12 de abril 2021. El Espectador

 

Necesitaba oxigenarme de la violencia que intenta destrozar a mordiscos la paz, ventilarme de los funcionarios mediocres y lambones que persiguen apellidos en cacerías de brujas, y de los fariseos indignados por las maestras que preguntan por la verdad.

Tal vez por eso, sin visa ni pasaje ni hotel reservado, emprendí sin moverme de mi casa un viaje imprevisto. Con ese nudo que a veces nos aprieta la nostalgia, llegué al uniforme del suéter rojo y a las cuerdas de una guitarra que no aprendí a tocar. Una adolescencia vivida hace 50 años me estaba esperando al otro lado de la puerta del avión imaginario.

Todo empezó hacia la medianoche de un día cualquiera; tenía ese cansancio que producen los martes inciertos, días sin bordes y con pandemia, reportes de muertos que nunca debieron ser, mentiras y manipuleos grotescos por parte de los líderes de cartón.

De repente apareció en Facebook una página sugerida: “Seguidores de Pablus Gallinazus”. ¡Pablus! Artista maravilloso, poeta rebelde —perdón por el pleonasmo—, que nos enseñó a protestar porque la vida ha sido injusta desde chiquita.
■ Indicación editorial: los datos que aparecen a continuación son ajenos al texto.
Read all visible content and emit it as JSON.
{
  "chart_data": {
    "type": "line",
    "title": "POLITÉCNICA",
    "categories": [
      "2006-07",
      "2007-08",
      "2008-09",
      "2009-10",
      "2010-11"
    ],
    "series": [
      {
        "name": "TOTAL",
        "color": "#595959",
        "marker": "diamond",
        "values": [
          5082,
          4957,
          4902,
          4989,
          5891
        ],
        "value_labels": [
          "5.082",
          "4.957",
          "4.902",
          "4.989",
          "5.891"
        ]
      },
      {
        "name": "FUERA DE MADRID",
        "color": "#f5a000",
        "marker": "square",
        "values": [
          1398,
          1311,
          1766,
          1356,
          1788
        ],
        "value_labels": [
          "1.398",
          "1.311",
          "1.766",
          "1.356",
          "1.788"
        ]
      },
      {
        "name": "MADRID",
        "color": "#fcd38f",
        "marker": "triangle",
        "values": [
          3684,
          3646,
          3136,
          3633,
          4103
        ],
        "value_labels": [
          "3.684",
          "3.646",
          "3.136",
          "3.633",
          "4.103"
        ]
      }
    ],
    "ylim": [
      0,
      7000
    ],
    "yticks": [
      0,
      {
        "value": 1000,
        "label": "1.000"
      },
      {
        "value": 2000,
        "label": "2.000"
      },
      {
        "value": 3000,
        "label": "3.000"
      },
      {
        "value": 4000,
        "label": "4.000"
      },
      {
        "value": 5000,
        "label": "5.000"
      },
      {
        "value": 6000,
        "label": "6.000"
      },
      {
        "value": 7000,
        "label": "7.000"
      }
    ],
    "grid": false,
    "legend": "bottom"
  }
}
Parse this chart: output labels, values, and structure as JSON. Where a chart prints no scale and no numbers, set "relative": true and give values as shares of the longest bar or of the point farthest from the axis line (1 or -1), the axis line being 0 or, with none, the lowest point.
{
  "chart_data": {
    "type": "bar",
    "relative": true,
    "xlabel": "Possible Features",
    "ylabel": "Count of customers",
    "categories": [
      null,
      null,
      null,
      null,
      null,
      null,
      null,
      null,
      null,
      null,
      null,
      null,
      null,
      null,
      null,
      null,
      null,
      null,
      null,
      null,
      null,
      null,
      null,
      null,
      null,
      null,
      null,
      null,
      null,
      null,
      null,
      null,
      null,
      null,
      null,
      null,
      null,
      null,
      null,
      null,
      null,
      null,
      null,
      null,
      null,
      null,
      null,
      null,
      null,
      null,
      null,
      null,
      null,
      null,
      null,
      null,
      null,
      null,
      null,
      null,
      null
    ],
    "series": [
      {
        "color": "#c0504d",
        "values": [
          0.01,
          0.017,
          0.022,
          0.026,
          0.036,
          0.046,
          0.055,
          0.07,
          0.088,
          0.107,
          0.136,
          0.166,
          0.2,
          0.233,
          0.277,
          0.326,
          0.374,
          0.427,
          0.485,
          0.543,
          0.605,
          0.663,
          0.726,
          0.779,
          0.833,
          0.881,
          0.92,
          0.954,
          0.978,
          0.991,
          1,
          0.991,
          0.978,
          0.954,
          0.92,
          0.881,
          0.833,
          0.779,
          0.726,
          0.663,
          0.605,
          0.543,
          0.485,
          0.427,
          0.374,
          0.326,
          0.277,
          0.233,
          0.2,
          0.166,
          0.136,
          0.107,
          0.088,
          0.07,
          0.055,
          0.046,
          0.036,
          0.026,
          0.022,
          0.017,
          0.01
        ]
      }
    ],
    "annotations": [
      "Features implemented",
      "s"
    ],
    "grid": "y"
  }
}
No habían pasado siete segundos cuando ya estaba navegando en su página y el tiempo empezó a correr, pero hacia atrás, como se mueven los recuerdos.

Mi ventana de ciudad se llenó de rosas rojas y amarillas, y de mulas revolucionarias que bajaban del monte. Era de esperarse; uno está hecho de una arcilla donde quedan las huellas de todo lo que le ha pasado: el eco de lo que tarareaba de ida al colegio, la fuerza de los amores que le dieron vida y agonía al corazón, y los hilos que nos remiendan la memoria; uno lleva puestas las ecuaciones del tablero y las otras, las inquilinas que se convirtieron en dilemas y nos cambiaron las líneas de la mano por círculos concéntricos de heridas y reconciliaciones.

En una entrevista le oí decir a Pablus Gallinazus que uno debe ser útil y armónico y escribir poesía, es decir, “hablar sin recortes, con generosidad y con la verdad”. ¡Qué felicidad saber que buena parte de mi rebeldía la tejí cantando la suya!

Pablus, el nadaísta a quien las emisoras y los gobiernos de turno vetaban porque la crítica es el oxígeno del pueblo y la pesadilla del poder, fue voz, motor y piel de una generación que tenía la capacidad de llamar las cosas por su nombre, de ser políticamente incorrecta y no resignarse a ninguna de las expresiones de la infamia. Una generación que vivía para defender la vida misma, rechazar las presiones y opresiones de los imperialismos, y tenerle más miedo al miedo que a la muerte; una generación ebria de sueños y urgida de emancipación. Protestar era el nombre del juego, la fiebre cotidiana que nos daba cuerda para cruzar ríos y cuadernos. Estábamos dispuestos a lo que fuera con tal de salvar la libertad: ya habíamos descubierto que la costumbre es una enfermedad de transmisión social.

“A nosotros los milagros se nos dan silvestres”, dice Pablus a sus 78 años. Imagino que a eso llegaron él y Tita, su compañera de la caja de pan, luego de mezclar amor y rebeldía, verdad, gratitud y poesía.

Le dije y me prometí que cuando pase esta locura viral iré a verlo. Una o dos generaciones —quizá tres— aprendimos con sus canciones a inventar primaveras y a no quedarnos callados. Un día a las seis estaré frente a su puerta; le llevaré “una flor para mascar” y le daré las gracias por haberme acompañado —sin saberlo ni abandonarme— a ser y resistir en este camino libertario, imperfecto y soñador.